Et puisque mare, pavé il y a. Là où, de son retrait, on pense que le poète, la pipe à la bouche, contemple d’un œil apaisé le monde, Crickillon, dans le cycle de Kénalon et singulièrement dans le dernier livre en date de ce cycle, Le Bois de Cendre, montre que le dernier Mohican qu’il est en a ras le shilom de la contemporanéité oscillant du radiofun généralisé aux lobotomies d’un fascisme soft, planétaire et automatisé: “ceci n’est pas un tour du Monde en quatre-vingts joints (…) ceci n’est pas une pub pour calin calin by night extasie/ni une chasuble un attaché case une chemise rouge/c’est une machine à laver réservée à des esprits imaginatifs de classe oméga delta peut-être entre autres (…) ça être nourriture empoisonnée pour virus dans ta tête/ça être sacrée virée avec la bande de zombies dans ta tête (…)”.

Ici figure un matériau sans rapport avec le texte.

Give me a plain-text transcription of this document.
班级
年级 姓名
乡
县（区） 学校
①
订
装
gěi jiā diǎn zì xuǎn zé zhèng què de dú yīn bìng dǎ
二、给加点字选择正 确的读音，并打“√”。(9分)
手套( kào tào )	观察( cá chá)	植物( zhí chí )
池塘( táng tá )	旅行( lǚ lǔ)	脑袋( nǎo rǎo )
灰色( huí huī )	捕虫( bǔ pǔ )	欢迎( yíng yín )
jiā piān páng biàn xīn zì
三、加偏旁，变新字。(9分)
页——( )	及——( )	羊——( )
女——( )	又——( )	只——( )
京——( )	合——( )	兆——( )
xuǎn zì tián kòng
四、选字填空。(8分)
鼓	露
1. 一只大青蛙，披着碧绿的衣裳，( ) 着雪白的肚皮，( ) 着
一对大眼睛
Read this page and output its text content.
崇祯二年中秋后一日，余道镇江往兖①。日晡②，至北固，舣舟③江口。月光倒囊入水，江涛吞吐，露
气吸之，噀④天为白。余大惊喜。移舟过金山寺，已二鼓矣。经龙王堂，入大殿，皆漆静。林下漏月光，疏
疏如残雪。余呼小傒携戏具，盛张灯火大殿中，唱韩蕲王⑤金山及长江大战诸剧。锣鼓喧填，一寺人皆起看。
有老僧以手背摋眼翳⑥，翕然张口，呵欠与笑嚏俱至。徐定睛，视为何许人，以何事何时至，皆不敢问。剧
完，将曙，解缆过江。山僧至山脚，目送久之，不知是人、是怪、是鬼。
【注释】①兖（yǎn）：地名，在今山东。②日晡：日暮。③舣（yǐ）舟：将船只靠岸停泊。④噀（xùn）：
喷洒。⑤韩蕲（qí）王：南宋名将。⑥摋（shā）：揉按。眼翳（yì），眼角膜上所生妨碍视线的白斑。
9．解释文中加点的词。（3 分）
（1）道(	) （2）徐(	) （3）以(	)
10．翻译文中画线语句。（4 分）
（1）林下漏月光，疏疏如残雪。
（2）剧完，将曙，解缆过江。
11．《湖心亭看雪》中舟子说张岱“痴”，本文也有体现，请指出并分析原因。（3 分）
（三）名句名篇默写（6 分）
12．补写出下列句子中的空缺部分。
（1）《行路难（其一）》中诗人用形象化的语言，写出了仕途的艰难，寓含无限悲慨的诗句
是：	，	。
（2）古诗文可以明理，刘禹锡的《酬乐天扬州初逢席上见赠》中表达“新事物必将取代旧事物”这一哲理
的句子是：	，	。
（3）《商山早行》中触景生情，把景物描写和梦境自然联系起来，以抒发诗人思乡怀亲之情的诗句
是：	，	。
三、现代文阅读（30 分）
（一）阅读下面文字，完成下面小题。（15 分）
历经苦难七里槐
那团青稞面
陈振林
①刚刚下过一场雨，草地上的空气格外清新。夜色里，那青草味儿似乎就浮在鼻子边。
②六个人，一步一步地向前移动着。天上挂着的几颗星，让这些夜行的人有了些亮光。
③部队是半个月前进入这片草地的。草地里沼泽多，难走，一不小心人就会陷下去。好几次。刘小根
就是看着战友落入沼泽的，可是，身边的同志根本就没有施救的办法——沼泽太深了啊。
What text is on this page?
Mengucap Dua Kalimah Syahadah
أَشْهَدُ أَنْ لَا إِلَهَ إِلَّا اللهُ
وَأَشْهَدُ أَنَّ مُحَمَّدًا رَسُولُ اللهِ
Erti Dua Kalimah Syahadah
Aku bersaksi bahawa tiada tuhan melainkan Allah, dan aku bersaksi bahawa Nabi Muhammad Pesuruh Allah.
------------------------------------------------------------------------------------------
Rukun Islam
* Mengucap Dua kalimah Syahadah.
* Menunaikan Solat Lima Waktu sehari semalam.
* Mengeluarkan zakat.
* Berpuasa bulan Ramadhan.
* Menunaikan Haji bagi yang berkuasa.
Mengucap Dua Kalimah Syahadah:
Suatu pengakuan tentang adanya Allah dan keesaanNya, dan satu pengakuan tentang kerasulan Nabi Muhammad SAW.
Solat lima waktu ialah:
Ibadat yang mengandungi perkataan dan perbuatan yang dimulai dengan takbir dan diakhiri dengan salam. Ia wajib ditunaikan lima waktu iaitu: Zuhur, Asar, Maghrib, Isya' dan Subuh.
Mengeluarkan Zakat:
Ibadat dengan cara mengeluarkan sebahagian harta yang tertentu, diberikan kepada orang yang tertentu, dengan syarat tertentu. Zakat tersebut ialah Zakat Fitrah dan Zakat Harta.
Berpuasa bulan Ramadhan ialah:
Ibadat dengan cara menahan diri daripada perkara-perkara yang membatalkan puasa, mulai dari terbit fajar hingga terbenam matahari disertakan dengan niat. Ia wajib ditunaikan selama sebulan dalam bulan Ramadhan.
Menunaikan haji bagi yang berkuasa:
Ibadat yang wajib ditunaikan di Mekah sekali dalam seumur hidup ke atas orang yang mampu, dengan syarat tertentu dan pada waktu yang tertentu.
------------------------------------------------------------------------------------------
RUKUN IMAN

Et donc, le tueur sort de sa cave. Dans une main, l’anabase d’un infini chant d’amour, dans l’autre la kalash prête au tir rapide. A ce petit jeu, une célébration amoureuse qui n’a rien à envier au Fou de Leila et au Cantique des Cantiques, avec le poète-chien/chat aux pieds de sa déesse, le poète-tigre rôdant au fond des banlieues borgnes et des jungles aux floraisons de néons flashys, le poète-chaman/oiseau de nuit veillant sur les grandes plaines intérieures, celles de nos propriétés, quand l’aube point sur le monde désenchanté et sans espoir de New Auschwitz… Opossum, mon lecteur, mon frère, mon double, mon meilleur ennemi. Il est toujours cinq heures. L’heure de la corrida, de la mise à mort. Comme chez Lorca. Comme dans toute grande écriture orphique. Lorna, l’Our, Iradouine, mon jour et mon respir. Une même recherche du graal, le même lamento entre l’élégie et le refus de la poésie, dans la recherche d’une identité qui soit sa propre expansion/désintégration, en un processus infini d’auto régénérescence, qui est celui du poème, qui est celui du couple cheminant toujours debout dans un paysage d’apocalypse et de barbarie planétaire.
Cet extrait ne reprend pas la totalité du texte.